Before understanding the left hand of tantra, it is important to explain the two traditional ways in yoga for enlightenment.
Yoga has two paths for self-realization or enlightenment:
- Path of direct awareness – formless meditation on the self for direct realization
- Path of technique – path involving techniques and rituals for gradual realization of the self (eg. left hand tantra and right hand tantra)
Tantra belongs to the second path, i.e., a path of techniques that involves Mantra, Yantra, Japa, etc. The first path is generally represented by the Advaita or non-dualistic philosophies. Advaita emphasizes the direct realization of the Self as the Absolute (Brahman).
Tantra on the other hand believes that direct realization of the self is difficult and requires preparation of the mind and body before it can be attained. Therefore, the path of tantra is a gradual path, and for most the feasible path for self-realization.
Tantra is divided into two paths:
- Dakshinachara – Right-handed Path
- Vamachara – Left-handed path
The right-handed path of tantra relies on a high degree of purity in conduct and action. The left-handed path of tantra is a more unorthodox path that allows the use of meat and various sexual practices that are forbidden in the right-handed path.
The right-handed path belongs to the Samaya lineage. Samaya means ‘according to rules’ i.e., with strict adherence to dharmic principles. The left-handed path belongs to the Kaula lineage. Kaula means ‘according to family’ which implies variations in practices are allowed according to the local customs .
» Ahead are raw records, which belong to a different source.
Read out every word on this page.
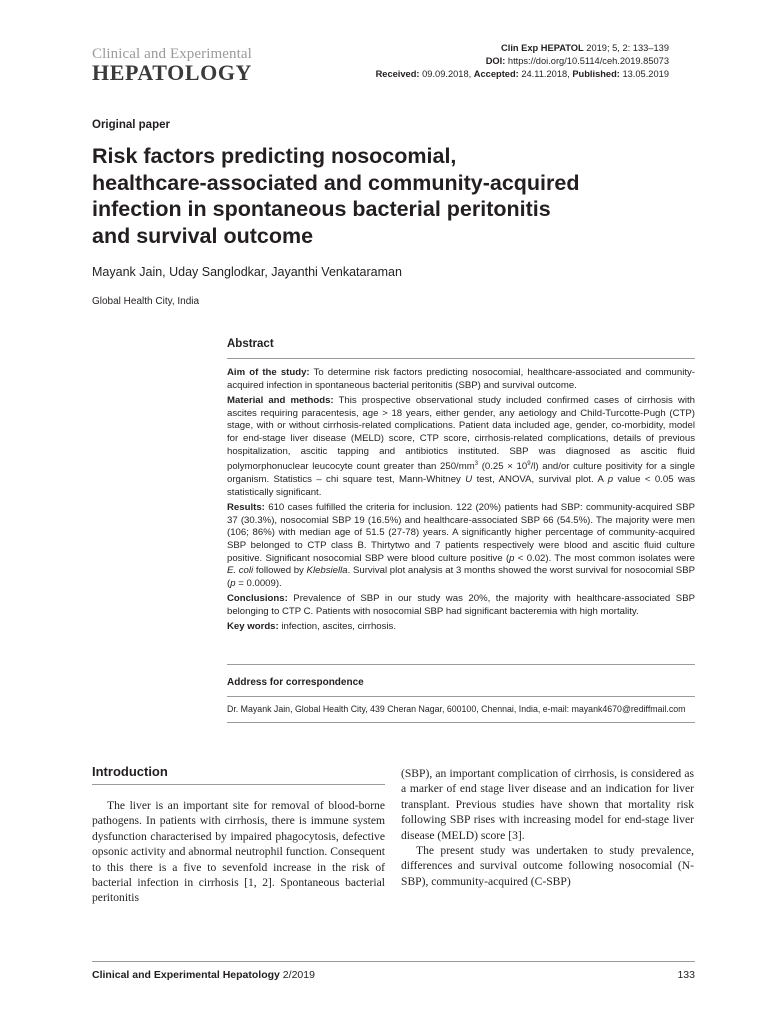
Clinical and Experimental
HEPATOLOGY
Clin Exp HEPATOL 2019; 5, 2: 133–139
DOI: https://doi.org/10.5114/ceh.2019.85073
Received: 09.09.2018, Accepted: 24.11.2018, Published: 13.05.2019
Original paper
Risk factors predicting nosocomial,
healthcare-associated and community-acquired
infection in spontaneous bacterial peritonitis
and survival outcome
Mayank Jain, Uday Sanglodkar, Jayanthi Venkataraman
Global Health City, India
Abstract

Aim of the study: To determine risk factors predicting nosocomial, healthcare-associated and community-acquired infection in spontaneous bacterial peritonitis (SBP) and survival outcome.

Material and methods: This prospective observational study included confirmed cases of cirrhosis with ascites requiring paracentesis, age > 18 years, either gender, any aetiology and Child-Turcotte-Pugh (CTP) stage, with or without cirrhosis-related complications. Patient data included age, gender, co-morbidity, model for end-stage liver disease (MELD) score, CTP score, cirrhosis-related complications, details of previous hospitalization, ascitic tapping and antibiotics instituted. SBP was diagnosed as ascitic fluid polymorphonuclear leucocyte count greater than $250/mm^3$ $(0.25 \times 10^9/l)$ and/or culture positivity for a single organism. Statistics – chi square test, Mann-Whitney U test, ANOVA, survival plot. A p value < 0.05 was statistically significant.

Results: 610 cases fulfilled the criteria for inclusion. 122 (20%) patients had SBP: community-acquired SBP 37 (30.3%), nosocomial SBP 19 (16.5%) and healthcare-associated SBP 66 (54.5%). The majority were men (106; 86%) with median age of 51.5 (27-78) years. A significantly higher percentage of community-acquired SBP belonged to CTP class B. Thirtytwo and 7 patients respectively were blood and ascitic fluid culture positive. Significant nosocomial SBP were blood culture positive (p < 0.02). The most common isolates were E. coli followed by Klebsiella. Survival plot analysis at 3 months showed the worst survival for nosocomial SBP (p = 0.0009).

Conclusions: Prevalence of SBP in our study was 20%, the majority with healthcare-associated SBP belonging to CTP C. Patients with nosocomial SBP had significant bacteremia with high mortality.

Key words: infection, ascites, cirrhosis.

Address for correspondence
Dr. Mayank Jain, Global Health City, 439 Cheran Nagar, 600100, Chennai, India, e-mail: mayank4670@rediffmail.com
Introduction

The liver is an important site for removal of blood-borne pathogens. In patients with cirrhosis, there is immune system dysfunction characterised by impaired phagocytosis, defective opsonic activity and abnormal neutrophil function. Consequent to this there is a five to sevenfold increase in the risk of bacterial infection in cirrhosis [1, 2]. Spontaneous bacterial peritonitis

(SBP), an important complication of cirrhosis, is considered as a marker of end stage liver disease and an indication for liver transplant. Previous studies have shown that mortality risk following SBP rises with increasing model for end-stage liver disease (MELD) score [3].

The present study was undertaken to study prevalence, differences and survival outcome following nosocomial (N-SBP), community-acquired (C-SBP)

Clinical and Experimental Hepatology 2/2019	133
The right-handed path is considered more suitable for those of devotional temperament – bhaktas. The left-handed path of tantra is generally considered more suitable for those with heroic temperament or active temperament – viras.
The left-handed path allows for rituals and practices that are unorthodox and outside the rules of yoga practice and Hindu social dharma. Despite its differences, the Kaula Path (left-handed path) contains many overlaps with the traditional Hindu practices.
The Use of Five Forbidden Things in Left Hand Tantra:
The left-handed Tantra prescribes the use of five forbidden things also called the five ‘M-s’ or ‘Makaras.’
- Maithuna, sexual union
- Mada, wine (and other intoxicants)
- Mamsa, meat
- Matsya, fish
- Mudra, parched grains (or money)
Other traditions of Yoga and Hinduism condemn these five things because they bring dullness to the mind. Even in left-handed tantra, their usage is methodical and carefully planned. Tantra doesn’t recommend their usage for the mere purpose of self-enjoyment.
Left-handed tantra is further divided into two categories. The ‘symbolic’ and the ‘literal’, depending on whether these five substances are used metaphorically or literally .
The Symbolic Tradition
In the symbolic tradition, the five Makara’s are used only as symbols. For e.g.,
- Maithuna or Intercourse is the symbolic union of Shiva and Shakti, the cosmic male and female forces within the psyche .
- Intoxication is a metaphor to represent the blissful state of pure consciousness attained during meditation.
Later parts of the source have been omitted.